TrustInSoft / tis-interpreter

An interpreter for finding subtle bugs in programs written in standard C
565 stars 28 forks source link

No warnings: treatment of bit-fields differ between compilers #123

Open ch3root opened 8 years ago

ch3root commented 8 years ago

Different compilers treat bit-fields both narrower and wider than int differently.

Source code:

#include <stdio.h>

int main()
{
  struct {
    int i : 3;
    unsigned long x : 33;
  } s = {0, 0};

  printf("%zu\n", sizeof ((void)0, s.i));
  printf("%lu\n", (unsigned long)(s.x - 1));
}

tis-interpreter (21f4c7a763b4601d723ea5749185c97115c9c98a) output:

[value] Analyzing a complete application starting at main
[value] Computing initial state
[value] Initial state computed

4

18446744073709551615

[value] done for function main

gcc (GCC) 7.0.0 20160707 (experimental):

$ gcc -std=c11 -pedantic -Wall -Wextra -O3 -fsanitize=undefined test.c && ./a.out
1
8589934591

clang version 3.9.0 (trunk 274757):

$ clang -std=c11 -Weverything -Wno-padded -O3 -fsanitize=undefined test.c && ./a.out
4
18446744073709551615
pascal-cuoq commented 8 years ago

GCC's behavior for the second printf looks like a bug to me(*). “bit-field of width 33” is not a type.

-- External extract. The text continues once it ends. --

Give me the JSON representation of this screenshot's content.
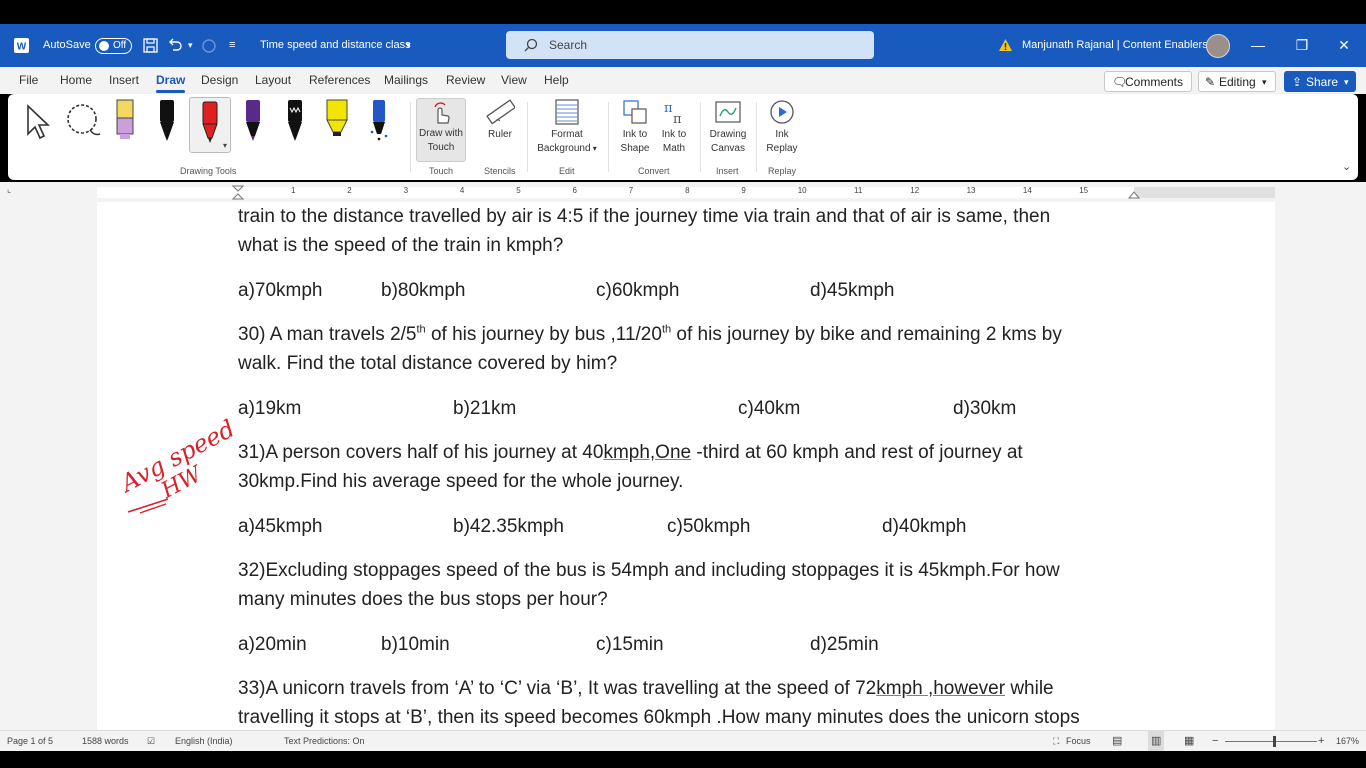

The x86-64 platform does not have any integer type in which the result of 0 - 1 is 8589934591.

(*) or at least a seriously misguided extension: any type other than _Bool, int, signed int, or unsigned int when defining a bit-field means the program uses a compiler extension, I guess.

ch3root commented 8 years ago

As it turned out, the question is not that easy and has a long history. Have you seen these links (from Twitter): http://open-std.org/jtc1/sc22/wg14/www/docs/dr_315.htm, http://open-std.org/jtc1/sc22/wg14/www/docs/n1260.htm?

pascal-cuoq commented 8 years ago

I had read DR 315, and not realized its significance. The second link, which makes the issue clearer, I had not seen before.

mirabilos commented 8 years ago

Same compilers, even: GCC on, say, i386 treats a bitfield with 15 bits as 32 bits wide, GCC on m68k (exact same version) as 16 bits wide, due to implicit alignment assumptions. No small amount of fun trying to port crap like Webkit or GLib.

pascal-cuoq commented 8 years ago

tis-interpreter only tries to emulate one set of implementation-defined choices at a time. GCC's i386 and m68k targets clearly are different compilers and it is not a goal to emulate both at the same time. However, it seems possible to emulate both GCC and Clang targeting the same architecture, even if that means emitting some rare warnings for programs that venture into the areas where they do not coincide. Bit-fields defined over types other than int, signed int, unsigned int, or _Bool are one place where tis-interpreter can simply emit a warning and continue with Clang's choices. Enum members that do not fit the int type are another.